The online poll also found that 34 per cent of Facebook users surveyed were spending less time on the website than six months ago, whereas only 20 per cent were spending more.
The findings underscore investors’ worries about Facebook’s money-making abilities that have pushed the stock down 29 per cent since its initial public offering last month, reducing its market value by $30-billion to roughly $74-billion.
About 44 per cent of respondents said the market debut, seen by investors as troubled, has made them less favourable toward Facebook, according to the survey. In the poll of 1,032 Americans, 21 per cent said they had no Facebook account.
Facebook’s 900 million users make it among the most popular online destinations, challenging entrenched Internet players such as Google Inc and Yahoo Inc. Not everyone is convinced the company has figured out how to translate that popularity into a business that can justify its lofty valuation.
While the survey did not ask how other forms of advertising affected purchasing behaviour, a February study by research firm eMarketer suggested Facebook fared worse than email or direct-mail marketing in terms of influencing consumers’ decisions.
“It shows that Facebook has work to do in terms of making its advertising more effective and more relevant to people,” eMarketer analyst Debra Williamson said.
Those concerns were exacerbated last month when General Motors Co, the third largest advertiser in the United States, said it would stop paid advertising on Facebook.
Facebook declined to comment in detail on the survey, but referred to case studies of companies such as Nutella, which found that a 15 per cent increase in sales was attributable to Facebook, and restaurant chain Applebee’s, whose Facebook ads delivered a threefold return on investment.
Measuring the effectiveness of advertising can be tricky, particularly for brand marketing in which the goal is to influence future purchases rather than generate immediate sales.
The success of an ad campaign must be considered in relation to the product, said Steve Hasker, president of Global Media Products and Advertiser Solutions at Nielsen.
“If you are advertising Porsche motor cars and you can get 20 per cent of people to make a purchase that’s an astonishingly high conversion rate,” said Mr. Hasker.
About two out of five people polled by Reuters and Ipsos Public Affairs said they used Facebook every day. Nearly half of the Facebook users polled spent about the same amount of time on the social network as six months ago.
Keeping users coming back is crucial for all social media services, said Gartner analyst Ray Valdes.
“Facebook continuously has the challenge of Facebook fatigue, of the novelty factor wearing off, and therefore they have to introduce new kinds of interaction,” said Mr. Valdes, citing new features such as the “Timeline” interface and the planned $1-billion acquisition of mobile photo-sharing app Instagram.
The survey provides a look at the trends considered vital to Facebook’s future at a time when the company has faced a harsh reception on Wall Street.
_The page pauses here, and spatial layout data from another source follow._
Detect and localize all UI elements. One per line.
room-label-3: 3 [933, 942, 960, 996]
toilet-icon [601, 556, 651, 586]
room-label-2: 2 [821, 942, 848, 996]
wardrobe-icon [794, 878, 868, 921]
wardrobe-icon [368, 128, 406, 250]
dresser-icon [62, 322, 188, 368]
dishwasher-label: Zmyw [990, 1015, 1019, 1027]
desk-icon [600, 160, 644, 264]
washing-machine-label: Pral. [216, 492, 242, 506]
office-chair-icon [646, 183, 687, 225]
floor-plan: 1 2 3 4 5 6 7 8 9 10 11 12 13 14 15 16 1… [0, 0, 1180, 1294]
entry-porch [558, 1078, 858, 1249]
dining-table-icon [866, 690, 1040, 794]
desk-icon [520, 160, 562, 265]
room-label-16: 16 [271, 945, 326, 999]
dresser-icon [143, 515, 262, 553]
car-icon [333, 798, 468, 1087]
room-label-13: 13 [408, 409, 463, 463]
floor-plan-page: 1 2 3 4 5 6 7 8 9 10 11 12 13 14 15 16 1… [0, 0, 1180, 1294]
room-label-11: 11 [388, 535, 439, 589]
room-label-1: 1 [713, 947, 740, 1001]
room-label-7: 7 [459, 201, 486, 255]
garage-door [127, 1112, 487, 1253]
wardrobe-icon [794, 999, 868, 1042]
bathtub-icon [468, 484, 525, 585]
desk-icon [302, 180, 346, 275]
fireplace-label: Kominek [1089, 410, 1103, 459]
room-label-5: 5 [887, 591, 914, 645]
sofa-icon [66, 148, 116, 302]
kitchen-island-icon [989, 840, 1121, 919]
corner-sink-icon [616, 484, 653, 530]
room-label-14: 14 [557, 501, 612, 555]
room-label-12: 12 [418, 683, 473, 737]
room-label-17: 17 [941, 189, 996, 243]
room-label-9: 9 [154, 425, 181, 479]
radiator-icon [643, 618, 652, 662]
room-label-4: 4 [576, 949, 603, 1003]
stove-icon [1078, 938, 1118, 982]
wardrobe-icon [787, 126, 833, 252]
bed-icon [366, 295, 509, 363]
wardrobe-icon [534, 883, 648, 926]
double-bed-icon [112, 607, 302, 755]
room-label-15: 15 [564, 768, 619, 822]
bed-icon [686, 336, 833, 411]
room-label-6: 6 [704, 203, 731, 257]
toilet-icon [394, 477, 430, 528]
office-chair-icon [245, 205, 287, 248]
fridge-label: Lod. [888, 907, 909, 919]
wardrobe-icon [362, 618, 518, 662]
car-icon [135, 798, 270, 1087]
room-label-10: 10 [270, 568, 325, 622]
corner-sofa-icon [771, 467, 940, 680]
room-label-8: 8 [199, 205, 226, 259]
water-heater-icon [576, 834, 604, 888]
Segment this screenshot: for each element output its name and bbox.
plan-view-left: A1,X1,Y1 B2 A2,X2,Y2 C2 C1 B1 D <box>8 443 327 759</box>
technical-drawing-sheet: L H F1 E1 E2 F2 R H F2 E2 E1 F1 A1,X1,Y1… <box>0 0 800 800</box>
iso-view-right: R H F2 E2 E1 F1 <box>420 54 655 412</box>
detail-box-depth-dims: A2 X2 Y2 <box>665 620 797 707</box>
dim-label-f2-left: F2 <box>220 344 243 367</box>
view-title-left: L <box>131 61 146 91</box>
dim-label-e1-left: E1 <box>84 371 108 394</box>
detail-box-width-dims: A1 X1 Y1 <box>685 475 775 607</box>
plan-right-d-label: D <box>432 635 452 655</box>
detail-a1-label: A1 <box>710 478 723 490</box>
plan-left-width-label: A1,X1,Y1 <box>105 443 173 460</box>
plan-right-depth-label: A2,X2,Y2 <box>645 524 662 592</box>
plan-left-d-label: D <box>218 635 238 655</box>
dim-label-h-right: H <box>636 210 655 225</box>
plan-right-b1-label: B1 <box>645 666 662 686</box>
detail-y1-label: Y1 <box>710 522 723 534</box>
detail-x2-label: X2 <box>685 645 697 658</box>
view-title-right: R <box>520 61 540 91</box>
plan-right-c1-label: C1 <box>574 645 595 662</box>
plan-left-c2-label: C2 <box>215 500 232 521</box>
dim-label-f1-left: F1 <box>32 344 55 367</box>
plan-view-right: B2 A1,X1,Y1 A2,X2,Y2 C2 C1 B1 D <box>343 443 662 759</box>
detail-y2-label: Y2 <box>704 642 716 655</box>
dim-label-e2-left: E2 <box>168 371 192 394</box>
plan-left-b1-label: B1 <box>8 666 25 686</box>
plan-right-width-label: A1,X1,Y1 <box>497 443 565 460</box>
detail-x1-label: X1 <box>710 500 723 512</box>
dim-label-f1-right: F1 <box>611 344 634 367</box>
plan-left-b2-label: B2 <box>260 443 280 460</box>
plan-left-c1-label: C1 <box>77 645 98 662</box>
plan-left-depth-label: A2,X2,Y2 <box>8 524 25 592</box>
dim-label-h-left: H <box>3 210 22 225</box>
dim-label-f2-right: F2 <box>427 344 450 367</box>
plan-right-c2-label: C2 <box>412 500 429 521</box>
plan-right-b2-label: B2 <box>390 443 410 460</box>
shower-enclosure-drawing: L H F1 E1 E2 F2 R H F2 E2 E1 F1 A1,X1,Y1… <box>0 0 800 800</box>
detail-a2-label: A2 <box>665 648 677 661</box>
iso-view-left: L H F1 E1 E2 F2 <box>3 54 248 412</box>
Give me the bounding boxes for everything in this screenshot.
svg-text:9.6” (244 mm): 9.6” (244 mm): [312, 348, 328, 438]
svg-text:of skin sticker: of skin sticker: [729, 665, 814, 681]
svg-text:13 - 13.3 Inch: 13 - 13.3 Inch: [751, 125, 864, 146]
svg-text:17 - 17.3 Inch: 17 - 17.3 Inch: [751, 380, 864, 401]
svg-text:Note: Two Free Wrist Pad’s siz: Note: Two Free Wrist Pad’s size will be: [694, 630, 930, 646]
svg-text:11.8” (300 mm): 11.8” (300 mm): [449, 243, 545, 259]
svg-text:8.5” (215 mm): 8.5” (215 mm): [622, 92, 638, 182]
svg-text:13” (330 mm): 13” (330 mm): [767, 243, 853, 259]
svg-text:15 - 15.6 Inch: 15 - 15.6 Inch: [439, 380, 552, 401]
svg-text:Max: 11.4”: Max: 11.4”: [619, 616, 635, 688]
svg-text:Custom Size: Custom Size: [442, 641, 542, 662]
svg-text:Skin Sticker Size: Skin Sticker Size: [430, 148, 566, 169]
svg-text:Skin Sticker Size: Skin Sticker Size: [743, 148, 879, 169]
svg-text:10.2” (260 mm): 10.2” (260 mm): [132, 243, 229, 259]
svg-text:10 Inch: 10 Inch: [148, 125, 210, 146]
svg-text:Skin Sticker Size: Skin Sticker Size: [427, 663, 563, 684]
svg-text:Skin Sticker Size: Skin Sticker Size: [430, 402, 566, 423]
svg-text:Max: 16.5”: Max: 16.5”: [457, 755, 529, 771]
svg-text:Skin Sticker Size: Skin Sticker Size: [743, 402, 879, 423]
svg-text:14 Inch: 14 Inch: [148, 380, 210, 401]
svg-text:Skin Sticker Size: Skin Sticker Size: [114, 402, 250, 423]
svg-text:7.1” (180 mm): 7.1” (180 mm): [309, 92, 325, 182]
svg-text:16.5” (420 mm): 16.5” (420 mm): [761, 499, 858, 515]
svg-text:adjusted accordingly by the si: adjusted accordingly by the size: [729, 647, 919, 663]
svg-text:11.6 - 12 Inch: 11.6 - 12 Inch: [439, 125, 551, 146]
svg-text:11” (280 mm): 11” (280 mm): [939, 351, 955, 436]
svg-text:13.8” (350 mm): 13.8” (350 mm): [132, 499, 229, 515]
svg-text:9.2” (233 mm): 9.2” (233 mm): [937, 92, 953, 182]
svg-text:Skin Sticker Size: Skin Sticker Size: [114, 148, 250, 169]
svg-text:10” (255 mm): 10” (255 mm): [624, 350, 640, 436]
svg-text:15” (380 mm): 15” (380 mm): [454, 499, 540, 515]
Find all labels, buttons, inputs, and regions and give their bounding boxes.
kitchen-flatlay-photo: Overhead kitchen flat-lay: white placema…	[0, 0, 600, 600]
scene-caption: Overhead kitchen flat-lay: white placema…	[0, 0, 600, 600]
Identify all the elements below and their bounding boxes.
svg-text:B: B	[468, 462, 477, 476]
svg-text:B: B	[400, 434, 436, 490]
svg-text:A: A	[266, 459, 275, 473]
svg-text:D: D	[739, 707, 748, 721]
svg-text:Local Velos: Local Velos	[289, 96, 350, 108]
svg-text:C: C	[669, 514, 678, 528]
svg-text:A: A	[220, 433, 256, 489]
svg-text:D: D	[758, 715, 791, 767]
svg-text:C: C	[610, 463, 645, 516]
Facebook’s $16-billion IPO, one the world’s largest, made the U.S. company founded by Mark Zuckerberg the first to debut on markets with a capitalization of more than $100-billion.
Its coming out-party, which culminated years of breakneck growth for the social and business phenomenon, was marred by trading glitches on the Nasdaq exchange. A decision to call some financial analysts ahead of the IPO and caution them about weakness in its business during the second quarter has triggered several lawsuits against Facebook and its underwriters.
Forty-six per cent of survey respondents said the Facebook IPO had made them less favorable towards investing in the stock market in general.
While Facebook generated $3.7-billion in revenue last year, mostly from ads on its website, sales growth is slowing.
Consumers’ increasing use of smartphones to access Facebook has been a drag on the company’s revenue. It offers only limited advertising on the mobile version of its site and analysts say the company has yet to figure out the ideal way to make money from mobile users.
Facebook is still perfecting the effectiveness of its ads, said Gartner’s Mr. Valdes. But he said he was surprised that the comments posted on the website from Facebook users’ friends were also only responsible for 20 per cent of users making a purchase.
“Comments and recommendations from friends on Facebook do carry a lot of weight, so I’m surprised by the number,” he said.
The most frequent Facebook users are aged 18 to 34, according to the survey, with 60 per cent of that group being daily users. Among people aged 55 years and above, 29 per cent said they were daily users.
Of the 34 per cent spending less time on the social network, their chief reason was that the site was “boring,” “not relevant” or “not useful.” Privacy concerns ranked third.
The survey has a “credibility interval” of plus or minus 3.5 percentage points.